India has slipped three rungs from last year’s rankings to 100th in the Global Hunger Index (GHI) for 2017. The index included 119 nations, whereas GHI-2016 had covered 118 countries. Many have criticised the incumbent BJP government for the deterioration in the situation. India has also shown a decline in its GHI score from 28.5 to 31.4 (higher scores on GHI mean the performance is worse), which “is at the high end of the serious category”.

The global index, which ranks countries on a 100-point scale, combines four indicators: undernourishment, child wasting (malnutrition), child stunting and child mortality. The GHI measure of hunger does not measure it as food deprivation alone; it looks at the matter primarily in terms of nutrition. The fourth National Family Health Survey (NFHS-4) showed that the percentage of children who are wasted (malnourished) or severely wasted has increased in India, despite improvements in certain pockets.

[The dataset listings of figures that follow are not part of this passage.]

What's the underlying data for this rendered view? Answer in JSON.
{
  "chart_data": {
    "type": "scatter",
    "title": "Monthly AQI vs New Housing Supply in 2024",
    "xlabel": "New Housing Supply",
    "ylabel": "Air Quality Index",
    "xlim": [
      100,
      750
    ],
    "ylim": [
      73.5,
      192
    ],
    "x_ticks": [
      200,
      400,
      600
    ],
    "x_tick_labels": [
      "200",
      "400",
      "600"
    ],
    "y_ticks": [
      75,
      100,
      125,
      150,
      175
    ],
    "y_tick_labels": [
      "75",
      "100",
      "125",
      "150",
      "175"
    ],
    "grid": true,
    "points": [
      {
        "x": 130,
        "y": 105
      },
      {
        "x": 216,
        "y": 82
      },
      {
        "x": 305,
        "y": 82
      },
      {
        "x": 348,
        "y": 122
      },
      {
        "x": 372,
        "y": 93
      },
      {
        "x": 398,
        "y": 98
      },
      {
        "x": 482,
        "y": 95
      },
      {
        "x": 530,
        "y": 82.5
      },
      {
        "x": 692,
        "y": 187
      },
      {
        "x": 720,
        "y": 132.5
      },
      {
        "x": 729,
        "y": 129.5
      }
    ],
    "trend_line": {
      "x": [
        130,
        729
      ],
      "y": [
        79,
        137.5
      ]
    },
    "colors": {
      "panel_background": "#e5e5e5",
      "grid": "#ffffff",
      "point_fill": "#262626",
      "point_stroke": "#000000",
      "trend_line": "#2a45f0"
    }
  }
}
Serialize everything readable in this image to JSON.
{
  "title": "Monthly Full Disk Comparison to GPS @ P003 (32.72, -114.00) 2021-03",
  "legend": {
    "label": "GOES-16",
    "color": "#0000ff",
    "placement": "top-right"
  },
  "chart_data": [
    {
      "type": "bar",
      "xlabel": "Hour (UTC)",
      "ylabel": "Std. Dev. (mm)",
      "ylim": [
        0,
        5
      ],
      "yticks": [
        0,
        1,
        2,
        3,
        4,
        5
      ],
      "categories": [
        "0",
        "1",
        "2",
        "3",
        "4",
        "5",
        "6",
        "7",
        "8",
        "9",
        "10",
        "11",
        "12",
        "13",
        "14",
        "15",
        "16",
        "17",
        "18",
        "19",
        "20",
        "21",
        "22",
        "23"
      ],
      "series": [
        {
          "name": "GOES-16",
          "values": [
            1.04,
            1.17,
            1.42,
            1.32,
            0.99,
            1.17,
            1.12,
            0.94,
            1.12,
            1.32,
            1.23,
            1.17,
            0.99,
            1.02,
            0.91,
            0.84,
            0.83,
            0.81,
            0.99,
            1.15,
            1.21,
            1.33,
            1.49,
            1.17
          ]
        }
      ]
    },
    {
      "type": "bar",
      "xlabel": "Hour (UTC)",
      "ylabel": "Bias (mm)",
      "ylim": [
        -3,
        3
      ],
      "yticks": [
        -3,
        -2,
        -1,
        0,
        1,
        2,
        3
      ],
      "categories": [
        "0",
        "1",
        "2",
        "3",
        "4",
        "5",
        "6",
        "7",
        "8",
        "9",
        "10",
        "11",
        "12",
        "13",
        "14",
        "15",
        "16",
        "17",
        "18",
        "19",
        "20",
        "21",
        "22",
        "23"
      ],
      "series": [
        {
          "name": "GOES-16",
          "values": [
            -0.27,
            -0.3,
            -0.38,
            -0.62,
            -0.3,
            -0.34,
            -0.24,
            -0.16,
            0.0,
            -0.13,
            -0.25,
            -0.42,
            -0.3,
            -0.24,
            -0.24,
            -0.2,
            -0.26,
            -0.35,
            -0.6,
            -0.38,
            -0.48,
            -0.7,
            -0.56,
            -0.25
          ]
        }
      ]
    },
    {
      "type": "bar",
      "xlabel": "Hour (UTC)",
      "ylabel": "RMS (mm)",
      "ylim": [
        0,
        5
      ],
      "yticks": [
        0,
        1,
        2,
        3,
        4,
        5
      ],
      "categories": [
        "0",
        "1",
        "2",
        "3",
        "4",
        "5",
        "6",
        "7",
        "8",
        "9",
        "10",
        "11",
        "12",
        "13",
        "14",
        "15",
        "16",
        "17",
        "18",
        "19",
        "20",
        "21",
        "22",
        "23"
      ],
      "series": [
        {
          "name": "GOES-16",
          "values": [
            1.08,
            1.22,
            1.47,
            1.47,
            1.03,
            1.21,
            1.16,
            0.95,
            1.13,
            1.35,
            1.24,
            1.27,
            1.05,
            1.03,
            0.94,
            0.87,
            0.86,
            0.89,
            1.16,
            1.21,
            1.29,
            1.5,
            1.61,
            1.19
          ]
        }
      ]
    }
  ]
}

Statistics aside, the matter requires serious attention. When certain instances of malnutrition catch the eye of the media, there is a lot of hue and cry for a limited period. Things then cool down and everything is back to old ways. Lacunae in the public distribution system (PDS) are blamed for many of the incidents. But little is done to rectify the problems. The situation becomes more ironical as the country leaves tonnes of agricultural produce stocked in inadequately protected warehouses to rot away even when thousands go hungry or do not receive food that can provide adequate nutrition. Fact is that even a more robust public distribution system cannot ensure that every person receives adequate nutrition.

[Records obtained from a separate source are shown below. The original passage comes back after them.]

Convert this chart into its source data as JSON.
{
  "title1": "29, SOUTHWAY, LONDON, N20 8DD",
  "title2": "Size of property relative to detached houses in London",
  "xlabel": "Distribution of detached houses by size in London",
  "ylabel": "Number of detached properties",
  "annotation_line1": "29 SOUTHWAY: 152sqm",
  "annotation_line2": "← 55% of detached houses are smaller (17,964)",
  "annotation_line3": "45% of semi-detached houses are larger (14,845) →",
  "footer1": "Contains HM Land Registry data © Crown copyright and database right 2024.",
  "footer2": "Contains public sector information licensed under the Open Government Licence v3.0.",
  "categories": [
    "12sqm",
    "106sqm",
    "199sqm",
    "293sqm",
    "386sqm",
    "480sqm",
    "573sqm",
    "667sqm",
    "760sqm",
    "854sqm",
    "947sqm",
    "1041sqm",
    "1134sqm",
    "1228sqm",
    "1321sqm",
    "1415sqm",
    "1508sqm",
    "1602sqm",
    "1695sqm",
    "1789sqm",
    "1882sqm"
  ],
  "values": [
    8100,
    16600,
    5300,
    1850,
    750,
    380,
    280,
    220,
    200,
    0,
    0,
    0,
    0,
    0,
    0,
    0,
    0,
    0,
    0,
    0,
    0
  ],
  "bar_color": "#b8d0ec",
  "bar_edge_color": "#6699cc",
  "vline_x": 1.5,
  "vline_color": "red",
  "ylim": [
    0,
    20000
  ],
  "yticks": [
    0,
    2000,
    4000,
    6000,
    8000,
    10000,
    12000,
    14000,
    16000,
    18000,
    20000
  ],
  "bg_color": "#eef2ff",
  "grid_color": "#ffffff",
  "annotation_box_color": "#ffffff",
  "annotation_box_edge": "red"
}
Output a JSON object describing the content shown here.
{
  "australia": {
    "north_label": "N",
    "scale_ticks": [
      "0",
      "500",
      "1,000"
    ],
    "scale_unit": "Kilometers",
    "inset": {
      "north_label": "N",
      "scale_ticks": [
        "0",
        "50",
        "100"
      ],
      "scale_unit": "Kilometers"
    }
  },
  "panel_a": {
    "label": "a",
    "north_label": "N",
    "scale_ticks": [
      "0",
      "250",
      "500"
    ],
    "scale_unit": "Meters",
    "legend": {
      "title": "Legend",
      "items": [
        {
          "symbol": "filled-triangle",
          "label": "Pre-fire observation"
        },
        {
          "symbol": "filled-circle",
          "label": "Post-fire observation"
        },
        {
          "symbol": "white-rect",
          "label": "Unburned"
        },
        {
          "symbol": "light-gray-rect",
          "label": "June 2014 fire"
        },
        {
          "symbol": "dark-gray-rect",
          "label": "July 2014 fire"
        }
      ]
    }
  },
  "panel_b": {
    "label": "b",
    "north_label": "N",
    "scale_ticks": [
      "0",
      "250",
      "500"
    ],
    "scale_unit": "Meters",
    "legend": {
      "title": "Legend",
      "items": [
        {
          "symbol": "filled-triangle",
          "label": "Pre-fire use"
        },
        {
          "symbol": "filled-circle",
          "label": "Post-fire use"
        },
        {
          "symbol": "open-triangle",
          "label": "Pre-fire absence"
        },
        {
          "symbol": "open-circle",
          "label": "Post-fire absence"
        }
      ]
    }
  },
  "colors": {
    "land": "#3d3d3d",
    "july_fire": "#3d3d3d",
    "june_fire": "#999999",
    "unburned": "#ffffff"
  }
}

Of late, the Indian leadership has been focused on much bigger things than petty issues of hunger and poverty. With dreams of being counted among world superpowers, India has been desperately and unsuccessfully following up on the security council membership. Big moves being a favourite with Prime Minister Modi, demonetisation was sprung as a surprise and GST was introduced in a tearing hurry. The hunger to be remembered at any cost, has cost the nation dearly. Forced digitisation has perplexed the most humble strata of the populace, primarily farmers. The never ending process of linking Aadhaar, PAN cards, bank details, telephone numbers seems to have taken over regular work, thereby forcing hapless citizens to run from pillar to post in a complex maze. The economy has taken a nosedive while we celebrate launching of a super fast train.

The NITI Aayog has in a National Nutrition Strategy paper stated that a 10 per cent increase in open defecation leads to 0.7 per cent increase in stunting. How a certain percentage of open defecation affects child stunting or malnutrition is certainly difficult to comprehend. The desire to alter statistics and data has seduced our government, which is now freely resorting to such techniques to create a better image for itself. This kind of misinformation may dupe the less informed within the country. However, the GHI proves that India’s incapabilities are exposed over and over again to the world no matter how much our government tries to hide them.